Адель почти не слышала его, она смотрела на профиль Тео сквозь объектив фотоаппарата. Бледные лучи света пронизывали густой воздух, падая на его руки и часть лица. Он снял очки и, не спеша, стал протирать линзы.

В голове у Адель помутилось. В ушах зазвенело: «Сестренка, ты обещаешь быть только со мной?» – услышала она рядом голос ребенка. От страха Адель осталась стоять неподвижно, с такой силой сжимая фотоаппарат, что поврежденное запястье заныло, и палец невольно нажал кнопку. Тео поднял лицо, услышав звук затвора. Адель прижала фотоаппарат к груди, все еще не дыша. С минуту они, не отрываясь, смотрели друг на друга.

– Прости. Надо было предупредить, – прошептала она.

– Тебе плохо? – выражение лица Тео стало испуганным.

Он придерживал Адель за локти, а она все никак не могла отдышаться, чувствуя, что близка к обмороку.

– Садись сюда, – Тео вывел ее на улицу, усадив на газон, достал мятую тетрадь, торчащую из кармана брюк, и принялся обмахивать девушку.
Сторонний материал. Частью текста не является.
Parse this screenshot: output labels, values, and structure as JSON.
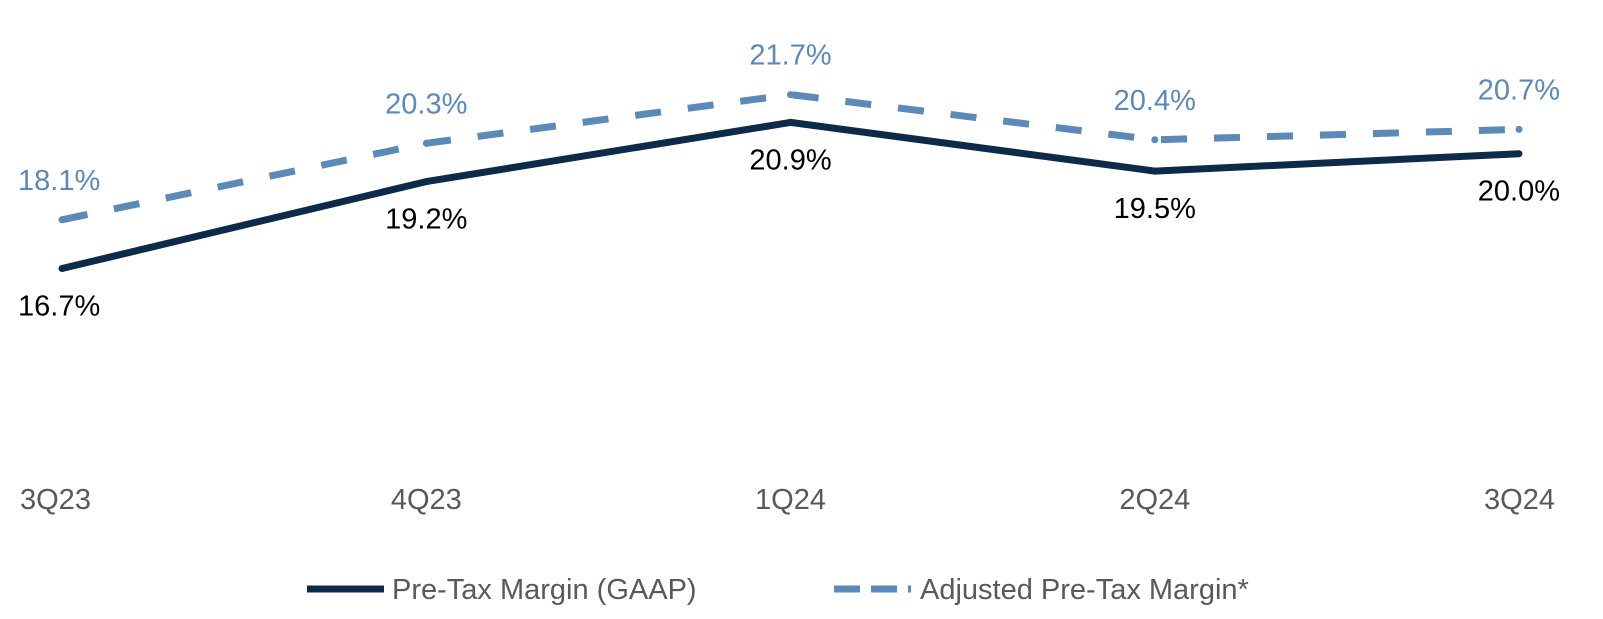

– Это все духота и запах магнолии. Он может плохо влиять на самочувствие. Давай закончим на сегодня, – голос Адель звучал слабо, и вместе с тем она чувствовала стыд перед Тео.

– Тебе надо съесть что-то сладкое. Может, сахар в крови упал? Сейчас… – Тео пошарил по карманам, извлекая еще одну шоколадную конфету из обертки, передал Адель. Ее подташнивало, и есть совсем не хотелось, но она не могла отказать. Пока она пыталась определить вкус конфеты, Тео осторожно присел рядом, смяв тетрадь в руке. Солнце коснулось макушек деревьев. Подул прохладный ветер от леса, слышны были голоса со стороны конюшни. Адель смотрела, как большой мотылек недалеко от них перепорхнул с травы на ствол дерева и пополз вверх.

– Мне показалось, ты что-то увидела там, – медленно произнес Тео.

Адель смотрела на него и не могла выдавить из себя ни правды, ни лжи. Вздохнув, она опустила взгляд. По пальцу у нее полз мотылек размером с мизинец. Видимо, перелетел с дерева. Только вблизи она узнала эти узкие изумрудные крылья с металлическим переливом, толстое, черное мохнатое тельце, пушистые усики и лапки. Адель тонко взвизгнула и встряхнула рукой, но Тео опередил ее, ловко заключив мотылька в «клетку» из своих пальцев.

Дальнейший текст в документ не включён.